Pull Instead of Lift For heavy items like a dresser, place a piece of cardboard underneath it and push instead of pulling or lifting it. Sliding across the floor (avoiding scratching it with the cardboard) puts way less pressure on your back than if you were lifting the item and carrying it. Be sure to push using your legs, not your back, and keep your spine in its natural position.

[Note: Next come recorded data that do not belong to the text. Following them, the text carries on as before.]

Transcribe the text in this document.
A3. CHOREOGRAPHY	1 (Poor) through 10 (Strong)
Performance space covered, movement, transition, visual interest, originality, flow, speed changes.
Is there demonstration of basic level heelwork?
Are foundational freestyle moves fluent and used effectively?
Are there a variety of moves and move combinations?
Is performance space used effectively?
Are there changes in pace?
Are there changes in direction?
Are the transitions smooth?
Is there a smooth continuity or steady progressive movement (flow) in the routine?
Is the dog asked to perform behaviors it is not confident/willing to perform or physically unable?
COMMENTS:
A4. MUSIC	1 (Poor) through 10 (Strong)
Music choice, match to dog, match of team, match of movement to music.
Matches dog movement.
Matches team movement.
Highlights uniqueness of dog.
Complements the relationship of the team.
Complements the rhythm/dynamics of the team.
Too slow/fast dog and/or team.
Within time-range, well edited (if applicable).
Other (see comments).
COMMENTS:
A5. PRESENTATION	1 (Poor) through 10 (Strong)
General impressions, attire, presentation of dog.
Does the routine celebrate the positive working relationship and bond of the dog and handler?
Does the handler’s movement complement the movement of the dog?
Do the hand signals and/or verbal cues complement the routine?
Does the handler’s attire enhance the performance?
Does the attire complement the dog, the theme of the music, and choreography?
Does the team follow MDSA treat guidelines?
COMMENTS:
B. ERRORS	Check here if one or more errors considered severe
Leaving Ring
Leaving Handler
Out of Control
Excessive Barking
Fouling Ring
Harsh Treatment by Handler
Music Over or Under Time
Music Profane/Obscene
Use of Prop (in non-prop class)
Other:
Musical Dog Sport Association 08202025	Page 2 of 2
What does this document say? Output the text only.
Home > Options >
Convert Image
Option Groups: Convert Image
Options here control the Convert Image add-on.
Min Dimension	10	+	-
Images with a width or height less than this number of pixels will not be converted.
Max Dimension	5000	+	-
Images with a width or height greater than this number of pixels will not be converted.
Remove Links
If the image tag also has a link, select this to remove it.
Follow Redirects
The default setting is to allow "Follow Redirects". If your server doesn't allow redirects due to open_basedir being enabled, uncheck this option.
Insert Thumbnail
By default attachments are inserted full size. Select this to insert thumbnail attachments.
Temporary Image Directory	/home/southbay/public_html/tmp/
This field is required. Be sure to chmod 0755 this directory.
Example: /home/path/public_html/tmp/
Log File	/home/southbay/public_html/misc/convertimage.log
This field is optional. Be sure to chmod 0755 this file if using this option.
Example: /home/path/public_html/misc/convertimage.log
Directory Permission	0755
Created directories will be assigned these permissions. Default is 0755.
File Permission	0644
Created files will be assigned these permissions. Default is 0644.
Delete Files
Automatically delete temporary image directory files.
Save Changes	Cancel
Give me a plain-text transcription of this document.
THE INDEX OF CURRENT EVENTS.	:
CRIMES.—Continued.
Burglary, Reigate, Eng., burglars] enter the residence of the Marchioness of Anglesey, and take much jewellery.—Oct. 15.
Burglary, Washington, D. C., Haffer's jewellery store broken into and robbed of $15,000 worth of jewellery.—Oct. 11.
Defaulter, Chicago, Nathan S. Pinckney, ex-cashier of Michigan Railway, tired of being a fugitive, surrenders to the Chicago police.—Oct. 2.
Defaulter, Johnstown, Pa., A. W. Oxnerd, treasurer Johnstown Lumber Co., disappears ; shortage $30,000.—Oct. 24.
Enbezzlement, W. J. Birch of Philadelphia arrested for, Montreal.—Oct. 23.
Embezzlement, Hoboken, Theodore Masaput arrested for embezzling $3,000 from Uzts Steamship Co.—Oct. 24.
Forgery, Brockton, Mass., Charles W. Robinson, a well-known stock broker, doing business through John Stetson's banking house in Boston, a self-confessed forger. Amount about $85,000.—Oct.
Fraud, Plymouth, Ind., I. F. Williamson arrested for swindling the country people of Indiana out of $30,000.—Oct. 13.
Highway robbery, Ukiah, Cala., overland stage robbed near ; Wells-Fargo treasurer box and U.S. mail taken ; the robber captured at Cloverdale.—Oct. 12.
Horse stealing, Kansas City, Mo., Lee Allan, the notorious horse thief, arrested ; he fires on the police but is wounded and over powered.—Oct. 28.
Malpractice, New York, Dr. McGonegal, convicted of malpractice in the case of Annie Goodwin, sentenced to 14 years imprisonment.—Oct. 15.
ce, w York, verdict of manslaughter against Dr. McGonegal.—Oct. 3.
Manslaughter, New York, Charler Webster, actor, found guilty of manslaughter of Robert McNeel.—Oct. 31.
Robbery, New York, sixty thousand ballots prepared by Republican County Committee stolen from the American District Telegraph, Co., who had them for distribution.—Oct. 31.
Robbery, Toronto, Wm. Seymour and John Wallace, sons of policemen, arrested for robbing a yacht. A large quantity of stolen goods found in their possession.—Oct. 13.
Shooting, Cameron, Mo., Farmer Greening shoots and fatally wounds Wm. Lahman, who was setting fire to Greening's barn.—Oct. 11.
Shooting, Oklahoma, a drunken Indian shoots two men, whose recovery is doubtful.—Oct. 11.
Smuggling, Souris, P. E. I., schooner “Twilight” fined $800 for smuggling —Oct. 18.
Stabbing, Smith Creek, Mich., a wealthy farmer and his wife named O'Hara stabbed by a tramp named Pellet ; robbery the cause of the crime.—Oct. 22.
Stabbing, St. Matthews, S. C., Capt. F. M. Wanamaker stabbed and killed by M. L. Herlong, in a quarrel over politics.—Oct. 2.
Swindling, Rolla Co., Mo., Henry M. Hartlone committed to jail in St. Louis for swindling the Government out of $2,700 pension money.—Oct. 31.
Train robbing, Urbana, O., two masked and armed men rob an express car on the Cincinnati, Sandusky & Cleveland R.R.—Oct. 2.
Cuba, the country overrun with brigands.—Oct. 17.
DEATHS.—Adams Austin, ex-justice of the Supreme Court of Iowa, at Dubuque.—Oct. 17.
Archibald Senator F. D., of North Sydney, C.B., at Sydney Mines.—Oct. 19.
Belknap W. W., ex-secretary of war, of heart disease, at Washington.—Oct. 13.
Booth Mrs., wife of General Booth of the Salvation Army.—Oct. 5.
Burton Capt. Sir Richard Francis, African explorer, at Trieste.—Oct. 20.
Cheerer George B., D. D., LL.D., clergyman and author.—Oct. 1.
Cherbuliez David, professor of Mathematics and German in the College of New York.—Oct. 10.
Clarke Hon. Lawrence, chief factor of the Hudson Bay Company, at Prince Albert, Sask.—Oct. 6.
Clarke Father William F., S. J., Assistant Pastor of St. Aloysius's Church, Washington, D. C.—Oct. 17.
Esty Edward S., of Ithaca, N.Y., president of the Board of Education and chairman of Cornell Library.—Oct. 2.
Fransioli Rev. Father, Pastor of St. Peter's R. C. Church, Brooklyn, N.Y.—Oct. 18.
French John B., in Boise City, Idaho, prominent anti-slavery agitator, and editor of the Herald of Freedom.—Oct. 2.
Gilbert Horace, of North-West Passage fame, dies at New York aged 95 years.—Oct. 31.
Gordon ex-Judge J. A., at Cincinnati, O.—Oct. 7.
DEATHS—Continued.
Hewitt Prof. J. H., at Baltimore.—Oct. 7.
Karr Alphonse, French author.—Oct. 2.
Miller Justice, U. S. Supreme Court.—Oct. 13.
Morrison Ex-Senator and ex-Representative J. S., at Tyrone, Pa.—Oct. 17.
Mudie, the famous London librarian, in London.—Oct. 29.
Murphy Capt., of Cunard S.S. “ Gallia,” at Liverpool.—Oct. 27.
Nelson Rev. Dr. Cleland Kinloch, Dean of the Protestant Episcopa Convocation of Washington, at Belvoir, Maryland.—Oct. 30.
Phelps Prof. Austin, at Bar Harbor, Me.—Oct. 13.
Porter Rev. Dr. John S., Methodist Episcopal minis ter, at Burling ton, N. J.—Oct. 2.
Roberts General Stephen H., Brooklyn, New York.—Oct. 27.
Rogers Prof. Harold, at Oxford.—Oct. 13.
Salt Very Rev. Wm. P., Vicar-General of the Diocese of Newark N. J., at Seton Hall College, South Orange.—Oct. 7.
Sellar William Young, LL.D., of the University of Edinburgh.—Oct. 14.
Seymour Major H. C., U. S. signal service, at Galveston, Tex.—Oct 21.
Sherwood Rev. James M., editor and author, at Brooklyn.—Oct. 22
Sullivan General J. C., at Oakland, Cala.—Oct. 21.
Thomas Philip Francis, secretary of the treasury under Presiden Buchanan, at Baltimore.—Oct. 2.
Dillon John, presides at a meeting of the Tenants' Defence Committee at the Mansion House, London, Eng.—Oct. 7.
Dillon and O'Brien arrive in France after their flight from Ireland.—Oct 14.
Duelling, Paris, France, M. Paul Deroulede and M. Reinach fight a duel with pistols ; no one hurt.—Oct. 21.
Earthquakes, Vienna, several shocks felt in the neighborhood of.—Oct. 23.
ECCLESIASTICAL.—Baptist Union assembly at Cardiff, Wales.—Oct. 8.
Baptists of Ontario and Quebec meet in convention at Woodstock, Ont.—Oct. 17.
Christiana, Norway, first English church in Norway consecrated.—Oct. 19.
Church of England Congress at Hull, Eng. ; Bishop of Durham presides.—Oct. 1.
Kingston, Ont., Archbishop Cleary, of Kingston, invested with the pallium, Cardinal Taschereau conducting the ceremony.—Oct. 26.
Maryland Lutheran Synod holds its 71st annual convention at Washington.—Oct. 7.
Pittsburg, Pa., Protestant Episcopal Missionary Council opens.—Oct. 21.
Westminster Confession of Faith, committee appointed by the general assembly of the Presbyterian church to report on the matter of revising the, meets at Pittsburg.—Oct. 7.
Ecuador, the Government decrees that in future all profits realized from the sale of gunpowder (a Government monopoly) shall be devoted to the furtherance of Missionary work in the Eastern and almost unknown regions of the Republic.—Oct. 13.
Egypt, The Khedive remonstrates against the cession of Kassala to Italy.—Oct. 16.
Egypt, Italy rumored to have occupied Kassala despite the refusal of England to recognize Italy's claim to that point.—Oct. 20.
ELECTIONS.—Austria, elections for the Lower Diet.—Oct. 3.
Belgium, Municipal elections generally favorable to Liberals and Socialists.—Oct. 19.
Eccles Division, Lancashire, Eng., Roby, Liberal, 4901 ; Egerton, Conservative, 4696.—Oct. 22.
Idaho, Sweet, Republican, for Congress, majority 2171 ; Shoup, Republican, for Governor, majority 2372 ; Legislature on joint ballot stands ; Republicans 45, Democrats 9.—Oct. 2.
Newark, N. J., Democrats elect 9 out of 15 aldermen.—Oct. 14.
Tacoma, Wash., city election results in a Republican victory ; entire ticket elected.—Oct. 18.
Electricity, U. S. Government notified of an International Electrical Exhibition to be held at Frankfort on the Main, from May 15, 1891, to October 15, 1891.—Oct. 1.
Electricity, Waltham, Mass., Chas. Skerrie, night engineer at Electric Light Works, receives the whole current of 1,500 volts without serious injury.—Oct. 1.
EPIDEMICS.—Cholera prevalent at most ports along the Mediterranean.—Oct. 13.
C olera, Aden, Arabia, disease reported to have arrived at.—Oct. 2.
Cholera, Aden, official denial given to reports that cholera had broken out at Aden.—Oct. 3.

Pushing as opposed to pulling is also better for your back, and if you have another person to help, that’s even better.
Avoid twisting and overexerting
When carrying heavy items, twisting your spine can cause some painful and dangerous injuries. Instead of twisting, pivot your entire body to one side to avoid straining your back, especially when walking up and down the stairs. Remember to always try to keep your spine upright and in its natural position as much as possible.
Delegate When in doubt, ask for help. If you have friends or family members who can help you lift the heavier items, like a bed, wardrobe, TV, or desk, the lifting will be much easier. Or keep the summer clean-out to a minimum by collecting bags of clothes, books, and any other unused items and send them to your local donation center. Save the heavy lifting and moving for another time when it’s safe to have friends or family members over to help you rearrange.
A great way to keep summer cleaning fun is to get the whole family involved. Who doesn’t like a summer project, especially when it’s nearly 100 degrees outside? For the dog days of summer where it’s too hot to be outside all day, finding ways to keep your body and mind active indoors is great for your health. If you are concerned about the impact moving could have on your back, consult your doctor before and heed any advice they give you. Even with the proper precautions, your back will most likely be sore the next day after moving things around the house. If you are still experiencing any back pain for more than a couple of days, schedule an appointment with your spine specialist.